Les réformes du chômage, le marché du travail et les conséquences

Attention ceci est de l’économie, je vais m’en servir pour illustrer les conséquences de la prochaine réforme du chômage

En tant que citoyen, je veux vous informer des potentiels impacts négatifs. Non pas sur les chômeurs mais sur les travailleurs, l’économie et les entreprises

L’économie est divisée en plusieurs courants. L’idéologie prend une grande place dans l’économie, donc ce que j’écris n’est pas la vérité.
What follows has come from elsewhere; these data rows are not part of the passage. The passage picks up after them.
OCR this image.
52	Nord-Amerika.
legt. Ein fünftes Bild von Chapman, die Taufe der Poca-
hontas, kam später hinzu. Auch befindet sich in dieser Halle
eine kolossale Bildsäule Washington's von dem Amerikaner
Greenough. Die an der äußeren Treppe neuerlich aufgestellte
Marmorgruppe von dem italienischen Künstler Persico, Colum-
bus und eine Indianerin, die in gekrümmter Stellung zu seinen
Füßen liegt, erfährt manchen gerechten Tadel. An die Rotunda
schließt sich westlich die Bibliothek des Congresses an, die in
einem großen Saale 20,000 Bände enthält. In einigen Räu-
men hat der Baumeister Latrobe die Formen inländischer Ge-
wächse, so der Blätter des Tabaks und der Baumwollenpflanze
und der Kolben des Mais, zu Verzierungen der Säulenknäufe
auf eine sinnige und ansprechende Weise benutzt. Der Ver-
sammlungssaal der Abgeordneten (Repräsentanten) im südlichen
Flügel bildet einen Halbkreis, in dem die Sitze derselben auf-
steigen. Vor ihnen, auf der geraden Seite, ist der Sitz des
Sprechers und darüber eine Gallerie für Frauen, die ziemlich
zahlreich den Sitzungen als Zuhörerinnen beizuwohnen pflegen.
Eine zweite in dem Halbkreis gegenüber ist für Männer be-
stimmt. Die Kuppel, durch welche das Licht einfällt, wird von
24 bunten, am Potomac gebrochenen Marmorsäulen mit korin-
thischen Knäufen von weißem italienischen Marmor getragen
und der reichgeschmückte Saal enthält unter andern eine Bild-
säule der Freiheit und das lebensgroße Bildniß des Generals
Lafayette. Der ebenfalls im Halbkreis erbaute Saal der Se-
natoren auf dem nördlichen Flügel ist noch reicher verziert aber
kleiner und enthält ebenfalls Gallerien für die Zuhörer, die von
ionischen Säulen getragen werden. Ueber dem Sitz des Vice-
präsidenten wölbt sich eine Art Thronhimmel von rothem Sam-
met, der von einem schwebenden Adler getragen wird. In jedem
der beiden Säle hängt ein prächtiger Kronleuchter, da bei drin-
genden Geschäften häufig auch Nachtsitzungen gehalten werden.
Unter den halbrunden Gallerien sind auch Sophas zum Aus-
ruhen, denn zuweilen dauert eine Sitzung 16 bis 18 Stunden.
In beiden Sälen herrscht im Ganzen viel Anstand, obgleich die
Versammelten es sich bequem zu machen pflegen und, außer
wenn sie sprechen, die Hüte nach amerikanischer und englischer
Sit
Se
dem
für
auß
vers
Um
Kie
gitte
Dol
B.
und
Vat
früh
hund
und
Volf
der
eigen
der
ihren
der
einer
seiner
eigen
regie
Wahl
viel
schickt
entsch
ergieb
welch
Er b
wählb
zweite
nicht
Il s’agit juste de l’analyse qui repose sur le courant que je choisi. Vous pouvez penser le contraire et je ne peux pas vous dire que vous avez tort.

Mon objectif aujourd’hui est de vous partager une analyse insolite, inédite et la plus large possible.
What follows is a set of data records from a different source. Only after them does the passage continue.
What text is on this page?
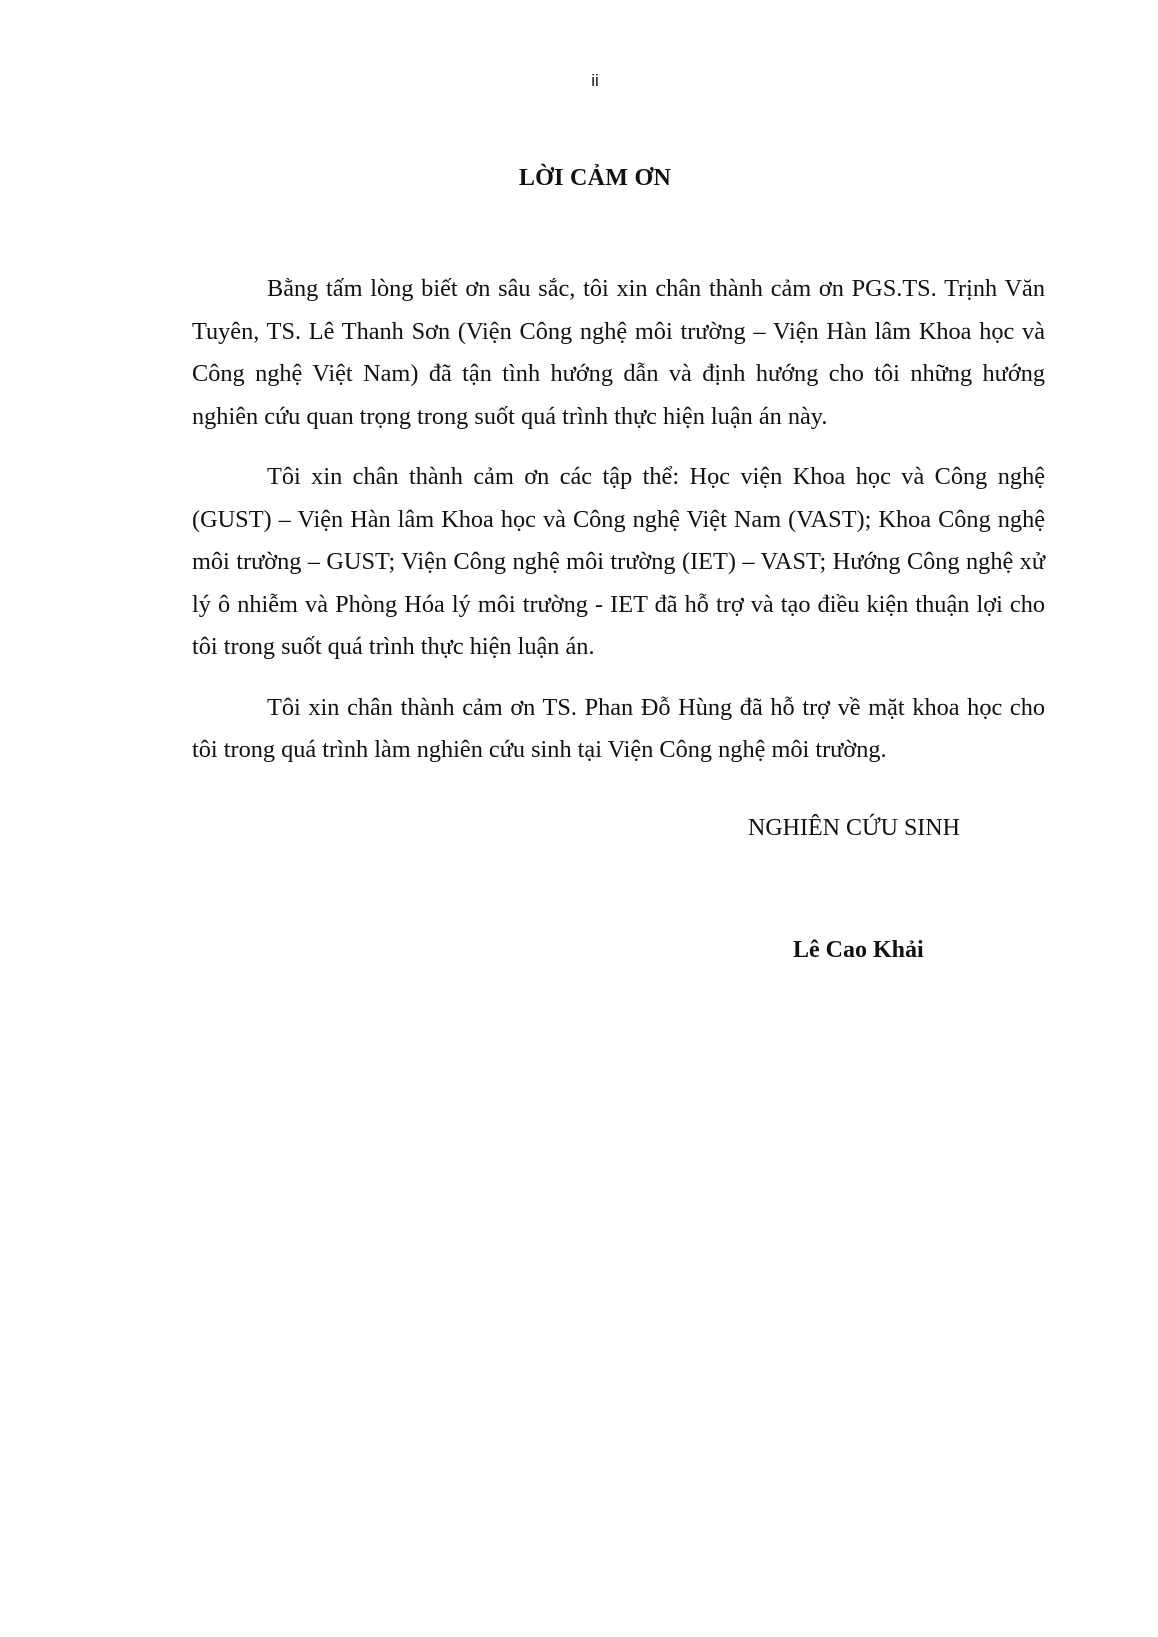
ii
LỜI CẢM ƠN

Bằng tấm lòng biết ơn sâu sắc, tôi xin chân thành cảm ơn PGS.TS. Trịnh Văn Tuyên, TS. Lê Thanh Sơn (Viện Công nghệ môi trường – Viện Hàn lâm Khoa học và Công nghệ Việt Nam) đã tận tình hướng dẫn và định hướng cho tôi những hướng nghiên cứu quan trọng trong suốt quá trình thực hiện luận án này.

Tôi xin chân thành cảm ơn các tập thể: Học viện Khoa học và Công nghệ (GUST) – Viện Hàn lâm Khoa học và Công nghệ Việt Nam (VAST); Khoa Công nghệ môi trường – GUST; Viện Công nghệ môi trường (IET) – VAST; Hướng Công nghệ xử lý ô nhiễm và Phòng Hóa lý môi trường - IET đã hỗ trợ và tạo điều kiện thuận lợi cho tôi trong suốt quá trình thực hiện luận án.

Tôi xin chân thành cảm ơn TS. Phan Đỗ Hùng đã hỗ trợ về mặt khoa học cho tôi trong quá trình làm nghiên cứu sinh tại Viện Công nghệ môi trường.

NGHIÊN CỨU SINH
Lê Cao Khải
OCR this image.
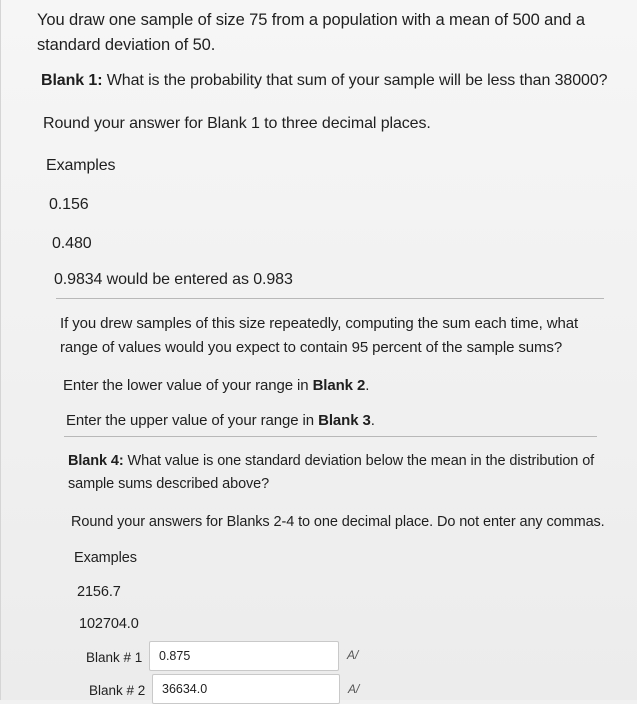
You draw one sample of size 75 from a population with a mean of 500 and a standard deviation of 50.
Blank 1: What is the probability that sum of your sample will be less than 38000?
Round your answer for Blank 1 to three decimal places.
Examples
0.156
0.480
0.9834 would be entered as 0.983
If you drew samples of this size repeatedly, computing the sum each time, what range of values would you expect to contain 95 percent of the sample sums?
Enter the lower value of your range in Blank 2.
Enter the upper value of your range in Blank 3.
Blank 4: What value is one standard deviation below the mean in the distribution of sample sums described above?
Round your answers for Blanks 2-4 to one decimal place. Do not enter any commas.
Examples
2156.7
102704.0
Blank # 1	0.875	A/
Blank # 2	36634.0	A/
LinkedIn est un réseau qui n’est pas homogène par rapport à la société. Le public est composé de cadres et surtout de diplômés. Le diplôme en France est la plus grande protection contre le chômage. Aussi, il est logique que vous pensiez que vous ne serez pas concernés dans votre vie par le chômage, que la réforme n’aura aucun impact pour vous et surtout que « c’est bien fait pour ces fainéants de chômeurs ».

Je veux vous montrer qu’indirectement la réforme va également vous impacter.
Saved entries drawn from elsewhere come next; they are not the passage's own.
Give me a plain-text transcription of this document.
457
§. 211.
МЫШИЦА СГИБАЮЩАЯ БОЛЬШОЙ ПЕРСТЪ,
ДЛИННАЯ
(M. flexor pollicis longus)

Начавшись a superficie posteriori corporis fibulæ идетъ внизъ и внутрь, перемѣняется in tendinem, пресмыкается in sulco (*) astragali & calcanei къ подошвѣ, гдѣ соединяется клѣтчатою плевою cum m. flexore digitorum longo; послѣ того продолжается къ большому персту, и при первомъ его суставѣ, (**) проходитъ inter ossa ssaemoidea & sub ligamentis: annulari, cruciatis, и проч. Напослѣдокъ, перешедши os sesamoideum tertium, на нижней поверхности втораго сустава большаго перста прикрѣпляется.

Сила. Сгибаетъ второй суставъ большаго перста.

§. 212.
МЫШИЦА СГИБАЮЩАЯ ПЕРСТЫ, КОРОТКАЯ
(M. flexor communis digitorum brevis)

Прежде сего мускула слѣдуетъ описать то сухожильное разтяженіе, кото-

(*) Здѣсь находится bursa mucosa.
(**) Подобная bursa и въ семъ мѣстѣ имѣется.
  1. Des recrutements de moins bonne qualité

Le marché du travail est une loi de l’offre et de la demande. Donc, il y a un risque que les travailleurs prennent des emplois qui ne correspondent pas à leurs compétences.

Exemple un peu cliché mais possible, un cadre sénior qui se retrouve obliger à devenir serveur.

D’un point de vue qualification et expérience professionnelle, il y a un sous-emploi de ses qualités.

Il prend possiblement la place d’un jeune travailleur formé en école hôtelière qui ne trouvera pas de place correspondante à ses aspirations.

2. Une hausse du turn-over pour les entreprises

Les salariés sur-qualifiés pour un poste ont tendance à se désengager sur le long-terme. Ils finiront par partir à la fin de leur attente pour retrouver leur place dans la société. Pour les entreprises, cela représentera un coût, car il faudra relancer des recherches, le former et potentiellement avec des candidats de moins en moins cohérents avec le besoin.

Pire, les salariés frustrés ne pouvant partir auront un sentiment de déclassement avec tous les effets néfastes que cela peut avoir politiquement.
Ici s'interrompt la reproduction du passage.